Człowiek z szopy

„Jesteśmy generalnie krajem, który nie ma absolutnie żadnej perspektywy w sporcie, biznesie czy w życiu prywatnym dla nikogo. Studenci uczą się tylko po to, żeby móc wyjechać z kraju. Trenujemy gdzieś po szopach i to nie tylko w tenisie”. Po wypowiedzeniu tych słów, nasz najlepszy aktualnie tenisista Jerzy Janowicz, miałby zagwarantowaną jedynkę na liście PiS, w dowolnym regionie, gdyby tylko startował. To prawdziwy miód na uszy prezesa.

Jerzy Janowicz byłby też kolejnym wybitnym, czynnym sportowcem – kandydatem, obok Tomasza Adamka, ale z ramienia partii matki, jaką jest niewątpliwie PiS wobec Solidarnej Polski. Kto wie, może padną takie propozycje.

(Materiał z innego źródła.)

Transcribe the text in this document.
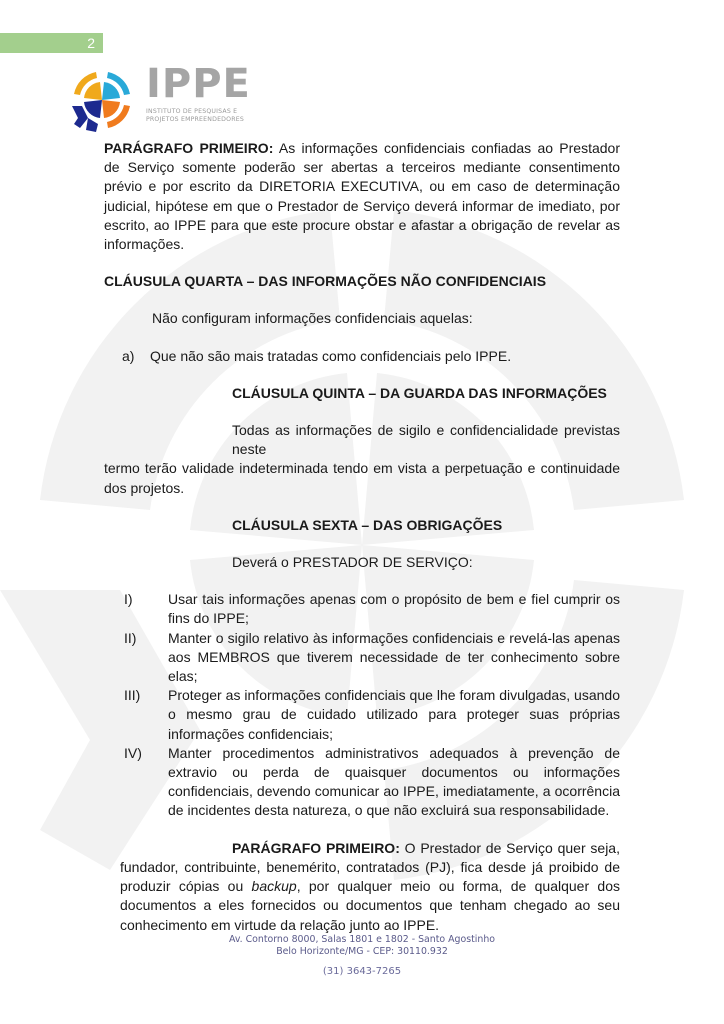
2
IPPE
INSTITUTO DE PESQUISAS E
PROJETOS EMPREENDEDORES

PARÁGRAFO PRIMEIRO: As informações confidenciais confiadas ao Prestador de Serviço somente poderão ser abertas a terceiros mediante consentimento prévio e por escrito da DIRETORIA EXECUTIVA, ou em caso de determinação judicial, hipótese em que o Prestador de Serviço deverá informar de imediato, por escrito, ao IPPE para que este procure obstar e afastar a obrigação de revelar as informações.

CLÁUSULA QUARTA – DAS INFORMAÇÕES NÃO CONFIDENCIAIS

Não configuram informações confidenciais aquelas:

a)	Que não são mais tratadas como confidenciais pelo IPPE.

CLÁUSULA QUINTA – DA GUARDA DAS INFORMAÇÕES

Todas as informações de sigilo e confidencialidade previstas neste

termo terão validade indeterminada tendo em vista a perpetuação e continuidade dos projetos.

CLÁUSULA SEXTA – DAS OBRIGAÇÕES

Deverá o PRESTADOR DE SERVIÇO:

I)	Usar tais informações apenas com o propósito de bem e fiel cumprir os fins do IPPE;
II)	Manter o sigilo relativo às informações confidenciais e revelá-las apenas aos MEMBROS que tiverem necessidade de ter conhecimento sobre elas;
III)	Proteger as informações confidenciais que lhe foram divulgadas, usando o mesmo grau de cuidado utilizado para proteger suas próprias informações confidenciais;
IV)	Manter procedimentos administrativos adequados à prevenção de extravio ou perda de quaisquer documentos ou informações confidenciais, devendo comunicar ao IPPE, imediatamente, a ocorrência de incidentes desta natureza, o que não excluirá sua responsabilidade.

PARÁGRAFO PRIMEIRO: O Prestador de Serviço quer seja, fundador, contribuinte, benemérito, contratados (PJ), fica desde já proibido de produzir cópias ou backup, por qualquer meio ou forma, de qualquer dos documentos a eles fornecidos ou documentos que tenham chegado ao seu conhecimento em virtude da relação junto ao IPPE.

Av. Contorno 8000, Salas 1801 e 1802 - Santo Agostinho
Belo Horizonte/MG - CEP: 30110.932
(31) 3643-7265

Na razie nasz ulubiony i nerwowy tenisista może liczyć na pomoc internautów, którzy rekomendują przekazanie mu 1% podatku przy rozliczeniach za ubiegły rok. Proponują też treningi na autostradzie, gdyby stodoła była zajęta. Ciekawą propozycją jest rozegranie jakiegoś turnieju młodzieżowego w szopie, aby mistrz poczuł się swojsko i miał szansę wygrania z jakimś siedemnastolatkiem. Może to rozładowałoby stres.

Jednak najczęściej powtarzanym życzeniem jest aby masz tenisowy As zjadł snickersa i przestał gwiazdorzyć.

 

To też Ci się powinno spodobać...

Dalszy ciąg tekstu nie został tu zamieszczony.